Spring held the receiver, her finger hovering over the hold button. Now she knew why she'd chosen to use this particular telephone. "Did you really give him your phone number?"
"You bet. Isn't he gorgeous?"
Spring leaned her hip on Kelsey's desk and gave her friend a hard stare. "I want your phone number changed. Immediately."
With a sputter of startled laughter Kelsey dropped her pencil and stared back at Spring. "Does this mean you're over that Clay guy in California?"
"This means he is that Clay guy. And he's not in California, he's in my examining room!"
Kelsey's mouth fell open comically. "That's him? No kidding?" At Spring's happy nod she sighed gustily. "Wouldn't you know it. I fall in love at first sight, and the guy's already taken. Besides that, I think I've just lost your grandmother's earrings!"
Her heart jumping. Spring took a deep breath and took her call, trying to sound professional when all she wanted to do was sing with joy.
Clay had come for her!
Chapter Ten
"Spring, are you quite sure I need glasses?"
"Clay, I've told "you that they're only for reading. You'll be much more comfortable with your school paperwork when your eyes are under less strain."
"What did you call what I have again?"
Spring smiled indulgently and unlocked the door to her apartment. "Hyperopia. You're slightly farsighted, Clay, and you have a touch of astigmatism. I explained all that in my office." She pushed open the door and stepped in, her stomach tightening nervously now that she and Clay were actually going to be alone for the first time in four months.
"Yes, I know, but...glasses! Just think how everyone will tease me."

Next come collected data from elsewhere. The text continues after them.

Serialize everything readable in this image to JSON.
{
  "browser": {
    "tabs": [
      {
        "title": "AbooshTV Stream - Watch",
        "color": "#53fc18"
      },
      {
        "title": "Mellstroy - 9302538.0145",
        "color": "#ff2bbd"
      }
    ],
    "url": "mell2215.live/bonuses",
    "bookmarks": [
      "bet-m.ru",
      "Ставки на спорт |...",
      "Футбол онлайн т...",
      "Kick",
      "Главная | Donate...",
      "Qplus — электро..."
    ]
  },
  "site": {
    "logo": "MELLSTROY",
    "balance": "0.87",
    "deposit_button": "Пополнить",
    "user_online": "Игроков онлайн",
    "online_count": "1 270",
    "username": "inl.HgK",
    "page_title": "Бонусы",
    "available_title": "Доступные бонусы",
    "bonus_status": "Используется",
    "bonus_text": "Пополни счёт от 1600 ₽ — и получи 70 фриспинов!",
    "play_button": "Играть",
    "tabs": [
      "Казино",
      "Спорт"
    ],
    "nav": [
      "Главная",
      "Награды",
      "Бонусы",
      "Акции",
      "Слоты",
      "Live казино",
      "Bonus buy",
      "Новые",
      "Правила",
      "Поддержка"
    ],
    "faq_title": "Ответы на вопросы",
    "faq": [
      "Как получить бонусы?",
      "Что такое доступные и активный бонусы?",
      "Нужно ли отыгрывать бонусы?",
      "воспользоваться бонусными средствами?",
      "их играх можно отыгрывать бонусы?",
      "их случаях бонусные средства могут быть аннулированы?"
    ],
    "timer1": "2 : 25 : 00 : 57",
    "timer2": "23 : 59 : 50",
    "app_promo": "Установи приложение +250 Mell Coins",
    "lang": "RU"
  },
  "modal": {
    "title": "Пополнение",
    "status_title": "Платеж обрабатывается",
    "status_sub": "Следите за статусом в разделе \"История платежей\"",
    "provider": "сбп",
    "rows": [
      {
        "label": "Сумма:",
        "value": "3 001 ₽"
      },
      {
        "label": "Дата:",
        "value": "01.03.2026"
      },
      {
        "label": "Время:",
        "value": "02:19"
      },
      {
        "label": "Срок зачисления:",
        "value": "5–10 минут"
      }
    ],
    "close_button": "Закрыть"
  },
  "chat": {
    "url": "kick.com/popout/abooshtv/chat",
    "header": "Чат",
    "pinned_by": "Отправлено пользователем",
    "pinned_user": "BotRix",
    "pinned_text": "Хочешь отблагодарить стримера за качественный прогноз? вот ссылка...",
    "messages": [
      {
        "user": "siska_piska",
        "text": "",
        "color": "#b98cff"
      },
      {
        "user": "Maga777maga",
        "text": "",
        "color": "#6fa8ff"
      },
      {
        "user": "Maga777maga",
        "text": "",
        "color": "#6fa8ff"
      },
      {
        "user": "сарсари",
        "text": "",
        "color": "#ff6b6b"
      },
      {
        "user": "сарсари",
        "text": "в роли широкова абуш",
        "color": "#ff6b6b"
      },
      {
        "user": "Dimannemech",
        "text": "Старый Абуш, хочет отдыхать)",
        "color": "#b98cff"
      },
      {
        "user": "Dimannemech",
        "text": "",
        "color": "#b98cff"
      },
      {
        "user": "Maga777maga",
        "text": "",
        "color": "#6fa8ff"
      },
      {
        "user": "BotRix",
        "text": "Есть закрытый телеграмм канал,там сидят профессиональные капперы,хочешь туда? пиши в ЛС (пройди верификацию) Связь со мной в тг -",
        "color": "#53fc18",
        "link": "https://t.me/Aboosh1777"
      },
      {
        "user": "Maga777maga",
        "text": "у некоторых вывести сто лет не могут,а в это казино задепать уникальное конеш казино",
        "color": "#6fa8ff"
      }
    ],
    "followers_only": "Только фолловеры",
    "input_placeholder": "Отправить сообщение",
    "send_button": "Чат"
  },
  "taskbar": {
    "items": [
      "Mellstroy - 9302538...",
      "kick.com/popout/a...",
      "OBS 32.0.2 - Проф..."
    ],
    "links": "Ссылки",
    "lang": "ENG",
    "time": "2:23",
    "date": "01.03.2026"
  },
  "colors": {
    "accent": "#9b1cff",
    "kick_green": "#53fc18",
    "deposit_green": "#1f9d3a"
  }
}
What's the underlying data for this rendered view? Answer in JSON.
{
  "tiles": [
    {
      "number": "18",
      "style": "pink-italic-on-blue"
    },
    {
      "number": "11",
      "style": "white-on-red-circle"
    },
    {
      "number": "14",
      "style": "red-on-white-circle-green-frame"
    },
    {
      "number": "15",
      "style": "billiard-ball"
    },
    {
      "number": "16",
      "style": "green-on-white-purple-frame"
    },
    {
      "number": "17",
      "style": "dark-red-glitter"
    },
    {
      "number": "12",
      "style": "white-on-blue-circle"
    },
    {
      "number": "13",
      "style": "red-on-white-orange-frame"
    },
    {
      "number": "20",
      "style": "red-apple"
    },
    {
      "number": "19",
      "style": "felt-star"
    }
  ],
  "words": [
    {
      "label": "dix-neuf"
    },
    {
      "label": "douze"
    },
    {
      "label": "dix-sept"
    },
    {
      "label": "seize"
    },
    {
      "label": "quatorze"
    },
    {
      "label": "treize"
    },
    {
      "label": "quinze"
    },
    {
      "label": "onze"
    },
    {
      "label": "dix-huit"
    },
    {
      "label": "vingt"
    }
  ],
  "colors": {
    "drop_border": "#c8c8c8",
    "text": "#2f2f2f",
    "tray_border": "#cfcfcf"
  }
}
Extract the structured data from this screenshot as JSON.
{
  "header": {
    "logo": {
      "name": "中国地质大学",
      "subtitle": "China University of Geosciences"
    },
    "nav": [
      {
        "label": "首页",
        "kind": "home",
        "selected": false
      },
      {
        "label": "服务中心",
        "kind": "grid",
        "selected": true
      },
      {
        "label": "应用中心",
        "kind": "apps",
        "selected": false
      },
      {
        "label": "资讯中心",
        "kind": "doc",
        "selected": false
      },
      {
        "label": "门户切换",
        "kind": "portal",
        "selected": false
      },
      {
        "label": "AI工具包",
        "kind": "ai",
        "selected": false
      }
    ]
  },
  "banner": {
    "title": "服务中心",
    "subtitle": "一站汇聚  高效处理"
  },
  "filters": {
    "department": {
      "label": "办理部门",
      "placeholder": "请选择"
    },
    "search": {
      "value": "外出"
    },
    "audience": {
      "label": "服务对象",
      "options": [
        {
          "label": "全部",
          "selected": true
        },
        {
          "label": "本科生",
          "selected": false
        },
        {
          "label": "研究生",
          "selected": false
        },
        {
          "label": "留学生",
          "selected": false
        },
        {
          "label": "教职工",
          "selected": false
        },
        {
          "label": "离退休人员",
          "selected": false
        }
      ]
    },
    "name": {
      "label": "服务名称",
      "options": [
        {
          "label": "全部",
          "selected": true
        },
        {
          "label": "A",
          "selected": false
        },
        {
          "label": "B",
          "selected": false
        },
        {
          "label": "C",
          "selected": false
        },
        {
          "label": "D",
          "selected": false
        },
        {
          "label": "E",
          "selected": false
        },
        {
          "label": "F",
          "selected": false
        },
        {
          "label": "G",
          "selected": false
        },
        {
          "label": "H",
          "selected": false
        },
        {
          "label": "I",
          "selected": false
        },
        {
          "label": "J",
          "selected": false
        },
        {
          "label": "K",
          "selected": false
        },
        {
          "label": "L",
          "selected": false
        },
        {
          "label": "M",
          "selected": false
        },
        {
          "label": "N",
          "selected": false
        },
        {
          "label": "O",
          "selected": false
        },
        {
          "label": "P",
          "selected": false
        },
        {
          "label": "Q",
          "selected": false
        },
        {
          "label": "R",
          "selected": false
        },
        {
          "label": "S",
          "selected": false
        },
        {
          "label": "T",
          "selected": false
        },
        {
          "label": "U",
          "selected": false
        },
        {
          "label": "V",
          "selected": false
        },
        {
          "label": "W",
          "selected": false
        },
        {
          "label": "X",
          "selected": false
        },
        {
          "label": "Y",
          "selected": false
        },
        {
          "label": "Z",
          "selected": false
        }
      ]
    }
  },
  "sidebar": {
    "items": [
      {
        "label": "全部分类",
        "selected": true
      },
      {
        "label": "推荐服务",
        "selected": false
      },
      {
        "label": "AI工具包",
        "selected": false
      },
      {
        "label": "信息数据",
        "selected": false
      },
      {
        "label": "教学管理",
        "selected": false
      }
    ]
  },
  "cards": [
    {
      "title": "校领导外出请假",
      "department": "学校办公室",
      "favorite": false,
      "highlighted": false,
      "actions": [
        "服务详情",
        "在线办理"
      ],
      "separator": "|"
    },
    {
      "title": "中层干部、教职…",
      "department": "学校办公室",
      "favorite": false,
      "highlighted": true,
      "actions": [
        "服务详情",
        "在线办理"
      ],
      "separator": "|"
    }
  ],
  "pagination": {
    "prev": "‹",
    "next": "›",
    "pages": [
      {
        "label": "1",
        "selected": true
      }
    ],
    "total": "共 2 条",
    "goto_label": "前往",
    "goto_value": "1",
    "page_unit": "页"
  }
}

He reminded her of Danny ready to beat up Bobby Clary for calling him "Four Eyes." She had to laugh. "They certainly would tease you if I'd let you choose those frames you tried on. Honestly, Clay, they made you look like...like Elton John, in one of his flashier concert outfits."
"Hey, you're the one who carries them in stock."
"Yes, but I never sell them to adults. Only to very strange teenagers."
"And I qualify on only one of those counts, right?" Clay walked around the living room into which she'd led him, trailing his fingers along a particularly nice Louis Philippe reproduction table. "You seem to be very good at your job. Very thorough."
"The exam doesn't normally take quite that long. But then, most of my patients don't pull me onto their laps or pinch me in various places when I look into their eyes."
He grinned. "I have to admit that I haven't enjoyed an examination so much in a long time." Without waiting for her response he looked once more around what he could see of her apartment. "This is nice. Very nice."
Pleased, she smiled at him. "Somehow I thought you'd like it."
"Odd, isn't it? This could almost be my place." He shot her a look that made her skin tingle, then glanced at the painting above her mantel. "I was with Summer when she bought this. She said you'd seen it and liked it."
"Yes." She didn't tell him why she hadn't bought it for herself. Nor did she tell him how many times in the past weeks she'd stared at it and cried. "I haven't thanked you yet for the bracelet."
"Yes, you did. You sent me a very proper little note thanking me and telling me that I shouldn't have sent it." A note he hadn't answered. Stopping beside her, he caught her hand in his and lifted it, admiring the bracelet on her wrist. "Thank you for not sending it back. I wanted you to have it."
"Why?" she asked, the word a mere whisper.